So that leaves the battery, and I think I have a model that explains why the battery causes the car to "waste" energy during heavy acceleration (or even deceleration?)
Batteries are often modeled as an ideal voltage source and a "internal resistance". This isn't perfect, but works pretty well. Here's an article discussing the internal resistance and other factors in 3 types of EV batteries: www.evs24.org/wevajournal/php/download.php?f=vol3/WEVJ3-5340444.pdf
In this model, the "waste energy" from the battery is I^2 * Ri, where I is the current, and Ri is the internal resistance of the battery. I think this waste energy essentially becomes heat. Here is some information about these Lithium 18650 batteries Tesla uses: http://laserpointerforums.com/f67/how-healthy-your-batteries-how-measure.... It says a "healthy battery" has an internal resistance of ~0.1ohm, and a depleted battery more like 0.250ohms. At 0.400ohms internal resistance, the battery is toast.
The power meter on the Model S goes from -60kW (regen, pedal up) to +320kW (pedal down), so lets run throw some numbers on how much "waste energy" is used at 2 different accelerations. Lets accelerate at 40kW and 320kW.
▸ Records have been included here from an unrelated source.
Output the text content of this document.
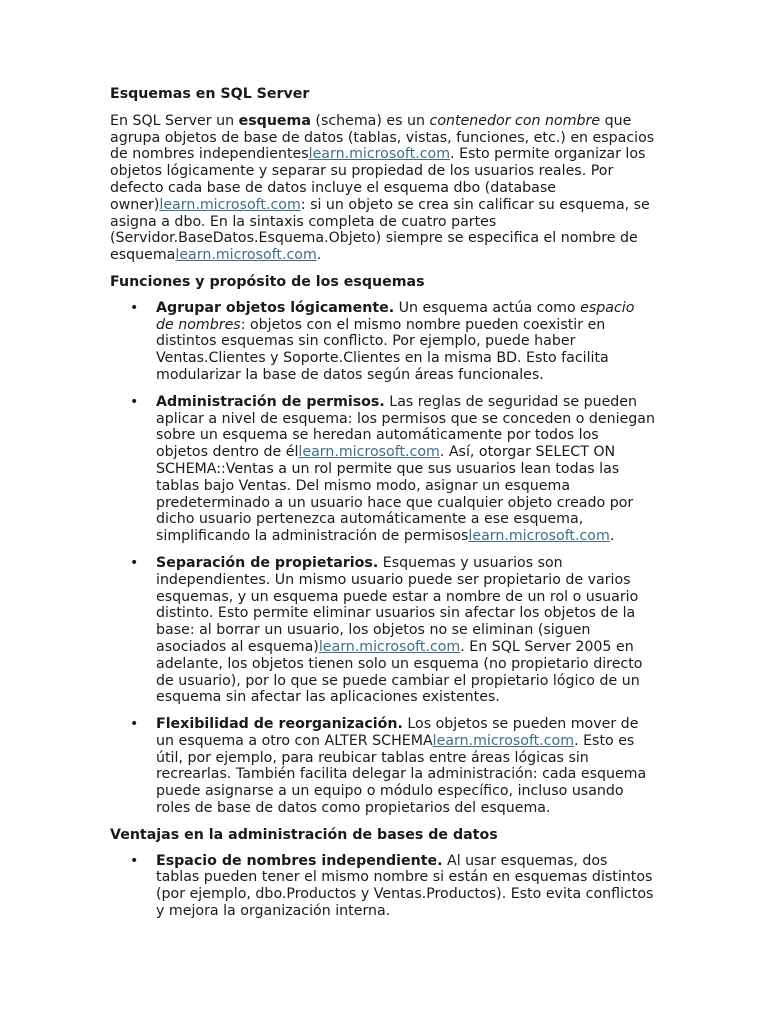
Esquemas en SQL Server

En SQL Server un esquema (schema) es un contenedor con nombre que agrupa objetos de base de datos (tablas, vistas, funciones, etc.) en espacios de nombres independienteslearn.microsoft.com. Esto permite organizar los objetos lógicamente y separar su propiedad de los usuarios reales. Por defecto cada base de datos incluye el esquema dbo (database owner)learn.microsoft.com: si un objeto se crea sin calificar su esquema, se asigna a dbo. En la sintaxis completa de cuatro partes (Servidor.BaseDatos.Esquema.Objeto) siempre se especifica el nombre de esquemalearn.microsoft.com.

Funciones y propósito de los esquemas
• Agrupar objetos lógicamente. Un esquema actúa como espacio de nombres: objetos con el mismo nombre pueden coexistir en distintos esquemas sin conflicto. Por ejemplo, puede haber Ventas.Clientes y Soporte.Clientes en la misma BD. Esto facilita modularizar la base de datos según áreas funcionales.
• Administración de permisos. Las reglas de seguridad se pueden aplicar a nivel de esquema: los permisos que se conceden o deniegan sobre un esquema se heredan automáticamente por todos los objetos dentro de éllearn.microsoft.com. Así, otorgar SELECT ON SCHEMA::Ventas a un rol permite que sus usuarios lean todas las tablas bajo Ventas. Del mismo modo, asignar un esquema predeterminado a un usuario hace que cualquier objeto creado por dicho usuario pertenezca automáticamente a ese esquema, simplificando la administración de permisoslearn.microsoft.com.
• Separación de propietarios. Esquemas y usuarios son independientes. Un mismo usuario puede ser propietario de varios esquemas, y un esquema puede estar a nombre de un rol o usuario distinto. Esto permite eliminar usuarios sin afectar los objetos de la base: al borrar un usuario, los objetos no se eliminan (siguen asociados al esquema)learn.microsoft.com. En SQL Server 2005 en adelante, los objetos tienen solo un esquema (no propietario directo de usuario), por lo que se puede cambiar el propietario lógico de un esquema sin afectar las aplicaciones existentes.
• Flexibilidad de reorganización. Los objetos se pueden mover de un esquema a otro con ALTER SCHEMAlearn.microsoft.com. Esto es útil, por ejemplo, para reubicar tablas entre áreas lógicas sin recrearlas. También facilita delegar la administración: cada esquema puede asignarse a un equipo o módulo específico, incluso usando roles de base de datos como propietarios del esquema.
Ventajas en la administración de bases de datos
• Espacio de nombres independiente. Al usar esquemas, dos tablas pueden tener el mismo nombre si están en esquemas distintos (por ejemplo, dbo.Productos y Ventas.Productos). Esto evita conflictos y mejora la organización interna.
I'll do a lot of rounding here, because I don't know exact numbers--like how many cells there are, or how many are in use at the same time--and hoping that it kind of averages out to the right answer.
I believe there are in the range of 7500 lithium batteries in the 85kWh models. Lets assume they are all in use all the time. These cells deliver ~4V.
So how much current is each cell delivering when they are delivering 40kW of power?
P = I * V or I = P/V
40000W / 4V = 10000Amps
10000A/7500 cells = 1.3Amps per cell
"Waste energy" per cell is I^2 * Ri = 1.3^2 * 0.1ohm == 0.169W
0.169 W * 7500 cells = 1267W
1.267kW / (40+1.267kW) = 3% wasted energy (battery loss) at 40kW
I would say 3% "waste" is small enough that there may be other causes of loss that are much bigger, so it might even be "negligible".
Now lets try it with the pedal floored: 320kW of useful power.
320000W/4v = 80000Amps
80000A/7500 cells = 10.7Amps per cell
"Waste energy" per cell is I^2 * Ri = 10.7^2 * 0.1ohm = 11.4W
11.4 W * 7500 cells = 86kW
86kW / (320+86)kW = 21% wasted energy (battery loss) at 320kW
At the point that you are producing 86kW of heat, presumably you need to start spending some more energy to cool the batteries as well...
My conclusion is that heavy acceleration uses more energy. I think it's also likely that heavy regen is less efficient than light regen. This could explain another post I read that claimed using the "reduced regen" mode was giving better mileage.
The analysis of how the internal resistance changes as the battery degrades over time also has repercussions on how much power the cells can deliver as they age.
If we go forward in time to the point when the batteries have an internal resistance of 0.2ohms (5 years? 8 years?), then that roughly doubles the waste energy (P = I^2 * Ri and Ri doubled)
So if the car could still output 320kW of useful energy, now the waste energy would be:
172kW / (320+172kW) == 35% wasted energy (battery loss)
But note it's still fairly efficient at low power
2.5 / (40 + 2.5) == 6%
Heavy power consumption comes at a price.
As the batteries age, this cost increases.
It seems likely that top acceleration will degrade as the batteries age.